You can have ring city placement with loosely spaced cities too. (Also, ring city placement works against you in C3C)

After I build my capital, the first thing I do is try to figure out the optimal radius for my ring, taking in account space (coasts are a big limiting factor), bonus resources and the time I reckon I will have undisturbed by AIs.

Bigger radius is better in principle, because I'll be able to fit more rank 2 cities on that ring. I like a big circumfence.
I'll be able to fit more rank 2 cities within the larger disc surrounding my forgotten palace city too.
I rarely space the cities loosely on the first ring. Usually they got enough decent tiles available along the spokes of the wheel, so that's typically a distance of 2 or 3 tiles.

The big question is how much room will I leave for my capital. Sometimes even more than 21 tiles limit, when I feel like taking a risk.

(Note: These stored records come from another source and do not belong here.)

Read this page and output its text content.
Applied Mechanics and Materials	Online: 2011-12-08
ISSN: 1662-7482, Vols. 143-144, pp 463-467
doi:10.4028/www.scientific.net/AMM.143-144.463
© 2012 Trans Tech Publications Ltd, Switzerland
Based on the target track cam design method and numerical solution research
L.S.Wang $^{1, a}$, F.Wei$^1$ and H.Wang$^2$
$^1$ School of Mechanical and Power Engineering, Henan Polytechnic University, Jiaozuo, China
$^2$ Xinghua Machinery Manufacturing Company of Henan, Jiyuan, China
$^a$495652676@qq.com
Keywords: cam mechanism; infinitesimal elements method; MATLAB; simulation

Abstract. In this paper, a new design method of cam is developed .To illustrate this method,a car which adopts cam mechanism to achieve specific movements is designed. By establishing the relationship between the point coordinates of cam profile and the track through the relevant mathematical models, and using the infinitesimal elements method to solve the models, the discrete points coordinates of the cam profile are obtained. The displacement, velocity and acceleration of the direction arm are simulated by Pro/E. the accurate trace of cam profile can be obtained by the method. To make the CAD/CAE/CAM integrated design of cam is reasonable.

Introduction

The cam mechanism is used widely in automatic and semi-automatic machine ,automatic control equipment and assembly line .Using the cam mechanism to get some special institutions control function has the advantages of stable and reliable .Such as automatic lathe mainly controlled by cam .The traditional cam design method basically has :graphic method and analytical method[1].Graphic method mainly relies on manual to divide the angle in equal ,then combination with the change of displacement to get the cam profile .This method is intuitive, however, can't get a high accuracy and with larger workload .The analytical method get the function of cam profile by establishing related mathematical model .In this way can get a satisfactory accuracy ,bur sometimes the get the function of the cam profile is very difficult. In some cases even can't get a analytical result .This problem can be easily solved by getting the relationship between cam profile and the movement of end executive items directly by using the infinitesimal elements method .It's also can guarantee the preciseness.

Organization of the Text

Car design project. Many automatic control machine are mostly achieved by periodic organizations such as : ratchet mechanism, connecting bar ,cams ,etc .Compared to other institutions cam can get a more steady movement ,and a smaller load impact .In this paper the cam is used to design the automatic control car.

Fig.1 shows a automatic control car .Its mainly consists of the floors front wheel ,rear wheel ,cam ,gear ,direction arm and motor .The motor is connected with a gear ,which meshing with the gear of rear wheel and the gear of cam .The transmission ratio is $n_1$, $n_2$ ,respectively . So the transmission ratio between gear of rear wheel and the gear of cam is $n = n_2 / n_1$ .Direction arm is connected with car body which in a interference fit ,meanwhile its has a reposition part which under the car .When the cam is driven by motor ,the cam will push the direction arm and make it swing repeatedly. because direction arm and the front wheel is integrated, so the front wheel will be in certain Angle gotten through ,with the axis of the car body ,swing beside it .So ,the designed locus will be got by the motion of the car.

Overlap is very good, but RCP works so well, I'm willing to set those guidelines aside for my capital.
 
I have widly varying spacing in my games; this varies somewhat, but as a rule my first few cities are space apart (cxxxxc generally) to get a jump on expansion but after that they tend to get placed progressively closer. This works for me.
 
There is a siginficant advantage in having cities 3 spaces apart, as units from one city can reinforce the other city in 1 turn. This can be useful to deal with happiness issues in despotism. This is also is about the range that gives each city about 12 tiles to work if you make those 3 spaces on the diagonal. Once you get to the corrupt cities 4 spaces apart is better as it will allow you to claim territory faster - useful if you are going for domination, the exception is 100k where you need to pack the cities in as tight as possible.
 
Once you get to the corrupt cities 4 spaces apart is better as it will allow you to claim territory faster - useful if you are going for domination, the exception is 100k where you need to pack the cities in as tight as possible.

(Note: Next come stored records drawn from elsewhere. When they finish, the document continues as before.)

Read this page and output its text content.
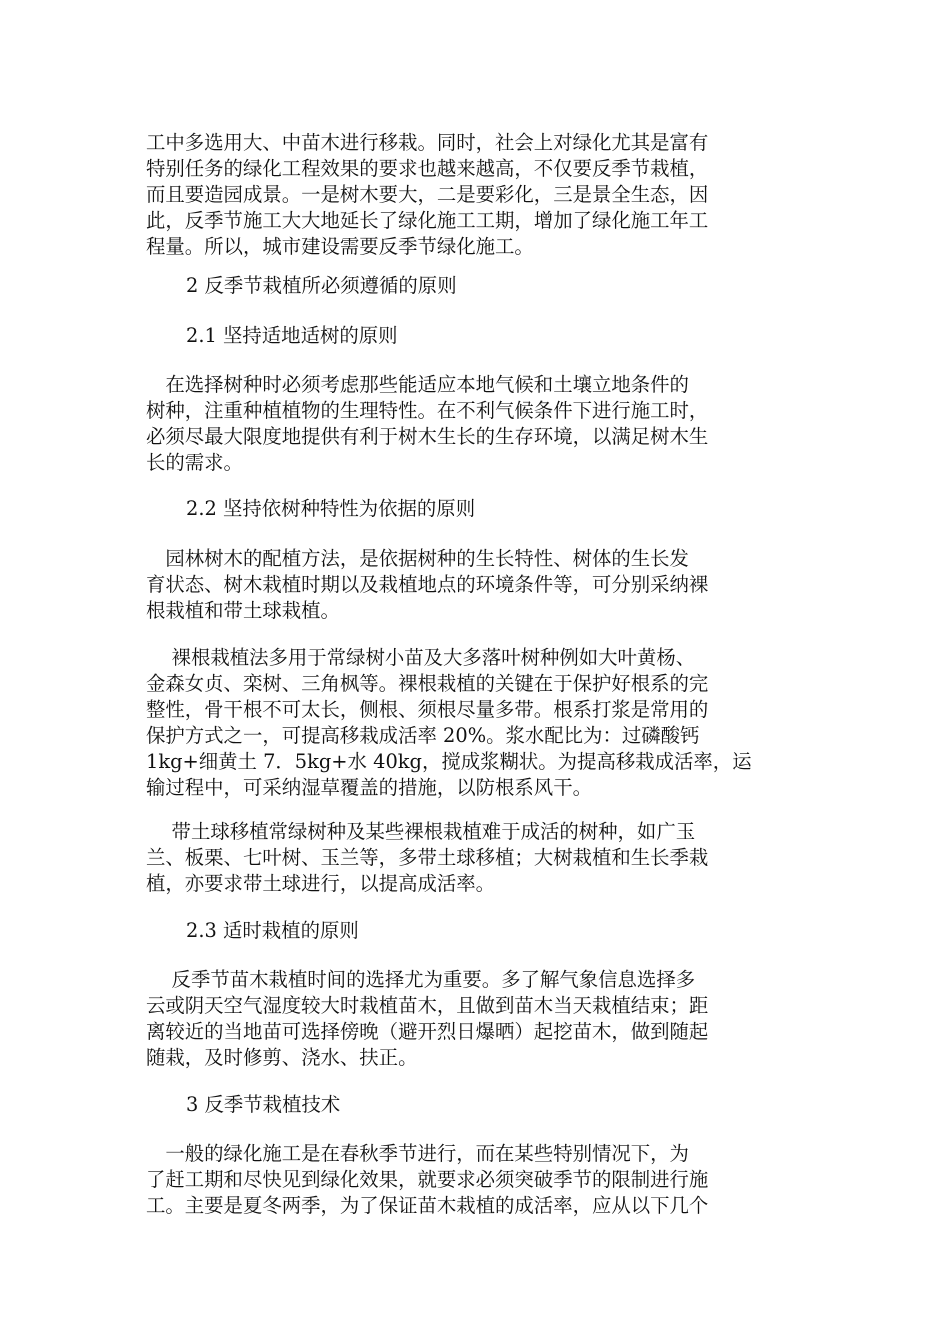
工中多选用大、中苗木进行移栽。同时，社会上对绿化尤其是富有
特别任务的绿化工程效果的要求也越来越高，不仅要反季节栽植，
而且要造园成景。一是树木要大，二是要彩化，三是景全生态，因
此，反季节施工大大地延长了绿化施工工期，增加了绿化施工年工
程量。所以，城市建设需要反季节绿化施工。
2 反季节栽植所必须遵循的原则
2.1 坚持适地适树的原则
　在选择树种时必须考虑那些能适应本地气候和土壤立地条件的
树种，注重种植植物的生理特性。在不利气候条件下进行施工时，
必须尽最大限度地提供有利于树木生长的生存环境，以满足树木生
长的需求。
2.2 坚持依树种特性为依据的原则
　园林树木的配植方法，是依据树种的生长特性、树体的生长发
育状态、树木栽植时期以及栽植地点的环境条件等，可分别采纳裸
根栽植和带土球栽植。
　 裸根栽植法多用于常绿树小苗及大多落叶树种例如大叶黄杨、
金森女贞、栾树、三角枫等。裸根栽植的关键在于保护好根系的完
整性，骨干根不可太长，侧根、须根尽量多带。根系打浆是常用的
保护方式之一，可提高移栽成活率 20%。浆水配比为：过磷酸钙
1kg+细黄土 7．5kg+水 40kg，搅成浆糊状。为提高移栽成活率，运
输过程中，可采纳湿草覆盖的措施，以防根系风干。
　 带土球移植常绿树种及某些裸根栽植难于成活的树种，如广玉
兰、板栗、七叶树、玉兰等，多带土球移植；大树栽植和生长季栽
植，亦要求带土球进行，以提高成活率。
2.3 适时栽植的原则
　 反季节苗木栽植时间的选择尤为重要。多了解气象信息选择多
云或阴天空气湿度较大时栽植苗木，且做到苗木当天栽植结束；距
离较近的当地苗可选择傍晚（避开烈日爆晒）起挖苗木，做到随起
随栽，及时修剪、浇水、扶正。
3 反季节栽植技术
　一般的绿化施工是在春秋季节进行，而在某些特别情况下，为
了赶工期和尽快见到绿化效果，就要求必须突破季节的限制进行施
工。主要是夏冬两季，为了保证苗木栽植的成活率，应从以下几个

4 spaces mean the city needs a culture improvement, and a corrupt city can't pay the upkeep for that.

I would build cities as close as possible in corrupt area's More cities, means more free unit support, more gold/science from specialist, more of the single uncorrupted commerce, and more of the single uncorrupted shields turned into 1 gpt with wealth. And no upkeep cost because you don't build anything in these cities.
 
There is a siginficant advantage in having cities 3 spaces apart, as units from one city can reinforce the other city in 1 turn. ... Once you get to the corrupt cities 4 spaces apart is better as it will allow you to claim territory faster

4 spaces mean the city needs a culture improvement, and a corrupt city can't pay the upkeep for that.
Based upon RFHolloway saying that 3 spaces enables you to reinforce cities in one turn, I read from that that his definition of 4 spaces and yours are different, MAS. His could be described as CxxxC as the next city is four tiles away from the previous one, not a gap of four tiles inbetween two cities.

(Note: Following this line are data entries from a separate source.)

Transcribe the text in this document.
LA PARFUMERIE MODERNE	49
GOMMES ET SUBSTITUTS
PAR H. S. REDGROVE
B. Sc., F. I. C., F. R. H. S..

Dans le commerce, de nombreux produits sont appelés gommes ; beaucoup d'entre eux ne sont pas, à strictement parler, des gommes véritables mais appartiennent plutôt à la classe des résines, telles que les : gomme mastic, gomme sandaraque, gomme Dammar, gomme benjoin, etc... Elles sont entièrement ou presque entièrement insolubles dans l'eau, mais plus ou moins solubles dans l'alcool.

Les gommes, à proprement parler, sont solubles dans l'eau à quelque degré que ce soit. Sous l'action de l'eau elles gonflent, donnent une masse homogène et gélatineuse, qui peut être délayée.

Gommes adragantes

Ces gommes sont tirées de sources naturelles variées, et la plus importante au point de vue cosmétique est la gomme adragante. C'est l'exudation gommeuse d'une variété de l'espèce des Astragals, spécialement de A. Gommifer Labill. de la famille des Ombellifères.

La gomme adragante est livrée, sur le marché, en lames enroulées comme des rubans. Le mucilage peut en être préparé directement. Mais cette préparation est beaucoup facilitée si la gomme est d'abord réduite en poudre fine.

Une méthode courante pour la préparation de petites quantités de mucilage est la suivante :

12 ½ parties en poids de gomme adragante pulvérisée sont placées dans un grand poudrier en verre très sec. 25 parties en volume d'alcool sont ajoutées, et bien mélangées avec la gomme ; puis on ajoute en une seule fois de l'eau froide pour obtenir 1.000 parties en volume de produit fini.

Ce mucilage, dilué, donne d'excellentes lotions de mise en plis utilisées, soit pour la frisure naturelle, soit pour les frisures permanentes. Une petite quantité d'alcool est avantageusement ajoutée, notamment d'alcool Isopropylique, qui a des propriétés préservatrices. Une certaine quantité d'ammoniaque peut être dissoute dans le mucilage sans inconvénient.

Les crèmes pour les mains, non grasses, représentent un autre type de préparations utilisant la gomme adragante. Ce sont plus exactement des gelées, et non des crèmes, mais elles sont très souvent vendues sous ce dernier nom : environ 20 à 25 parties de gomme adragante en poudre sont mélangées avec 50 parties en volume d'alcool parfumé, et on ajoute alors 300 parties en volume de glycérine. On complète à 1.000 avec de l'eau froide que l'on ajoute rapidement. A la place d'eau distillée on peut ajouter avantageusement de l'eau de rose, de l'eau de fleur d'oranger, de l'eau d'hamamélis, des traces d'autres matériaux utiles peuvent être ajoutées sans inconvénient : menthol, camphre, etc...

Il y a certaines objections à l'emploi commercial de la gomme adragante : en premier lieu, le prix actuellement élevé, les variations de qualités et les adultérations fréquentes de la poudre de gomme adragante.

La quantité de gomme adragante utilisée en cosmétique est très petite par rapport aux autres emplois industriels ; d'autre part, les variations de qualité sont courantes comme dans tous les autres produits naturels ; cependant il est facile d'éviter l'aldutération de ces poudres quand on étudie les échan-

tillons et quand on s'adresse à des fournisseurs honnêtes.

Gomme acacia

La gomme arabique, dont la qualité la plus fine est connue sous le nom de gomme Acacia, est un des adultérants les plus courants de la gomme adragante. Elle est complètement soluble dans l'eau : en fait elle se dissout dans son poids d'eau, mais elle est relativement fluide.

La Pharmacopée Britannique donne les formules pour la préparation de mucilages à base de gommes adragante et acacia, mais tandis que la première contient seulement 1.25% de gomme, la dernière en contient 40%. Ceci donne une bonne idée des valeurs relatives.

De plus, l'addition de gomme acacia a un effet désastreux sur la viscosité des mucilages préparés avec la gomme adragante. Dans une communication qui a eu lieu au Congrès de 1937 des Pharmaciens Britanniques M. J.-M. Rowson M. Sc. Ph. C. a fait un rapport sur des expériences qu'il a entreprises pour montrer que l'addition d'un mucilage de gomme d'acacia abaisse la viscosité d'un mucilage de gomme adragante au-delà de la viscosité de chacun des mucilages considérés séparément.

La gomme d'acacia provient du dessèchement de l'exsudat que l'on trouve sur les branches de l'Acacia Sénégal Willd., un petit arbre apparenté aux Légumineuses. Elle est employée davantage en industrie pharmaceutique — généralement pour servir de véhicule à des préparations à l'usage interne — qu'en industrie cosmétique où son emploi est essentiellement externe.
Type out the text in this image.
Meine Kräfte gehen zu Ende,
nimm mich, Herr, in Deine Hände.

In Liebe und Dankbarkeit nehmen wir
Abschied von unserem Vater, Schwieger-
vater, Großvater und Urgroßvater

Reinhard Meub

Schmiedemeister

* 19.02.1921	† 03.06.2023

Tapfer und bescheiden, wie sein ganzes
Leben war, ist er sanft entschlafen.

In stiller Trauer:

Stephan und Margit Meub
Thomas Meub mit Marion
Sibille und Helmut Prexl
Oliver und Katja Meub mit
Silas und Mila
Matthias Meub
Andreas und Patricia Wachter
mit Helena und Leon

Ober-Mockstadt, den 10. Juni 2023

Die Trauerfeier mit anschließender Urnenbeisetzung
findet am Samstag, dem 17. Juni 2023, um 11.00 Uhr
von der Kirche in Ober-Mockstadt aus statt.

Note that using CxxxxC does enable you to claim the land as no AI will plant a city inbetween those two cities. The land will not fall within your cultural borders and so you cannot use it but you are free to take it with another settler at your leisure. If the land is mainly grass, I tend to use CxxxC to claim the land for specialist farms and put another town in the middle when I have more settlers as it is more efficient but if the land has quite a few mountains, using CxxxxC to stop the AI for claiming it can be the better option.
 
Based upon RFHolloway saying that 3 spaces enables you to reinforce cities in one turn, I read from that that his definition of 4 spaces and yours are different, MAS. His could be described as CxxxC as the next city is four tiles away from the previous one, not a gap of four tiles inbetween two cities.

Good catch Tone - CXXC is best for city reinforement, my other point is that CXXXC doesn't need a cultural expansion to get all the tiles - the culture will "bridge" over the gap that would otherwise be 1 tile wide. That can be useful in the back of beyond.
 
4 spaces mean the city needs a culture improvement, and a corrupt city can't pay the upkeep for that.

That's another reason that I tend to build cities closer together the further I expand.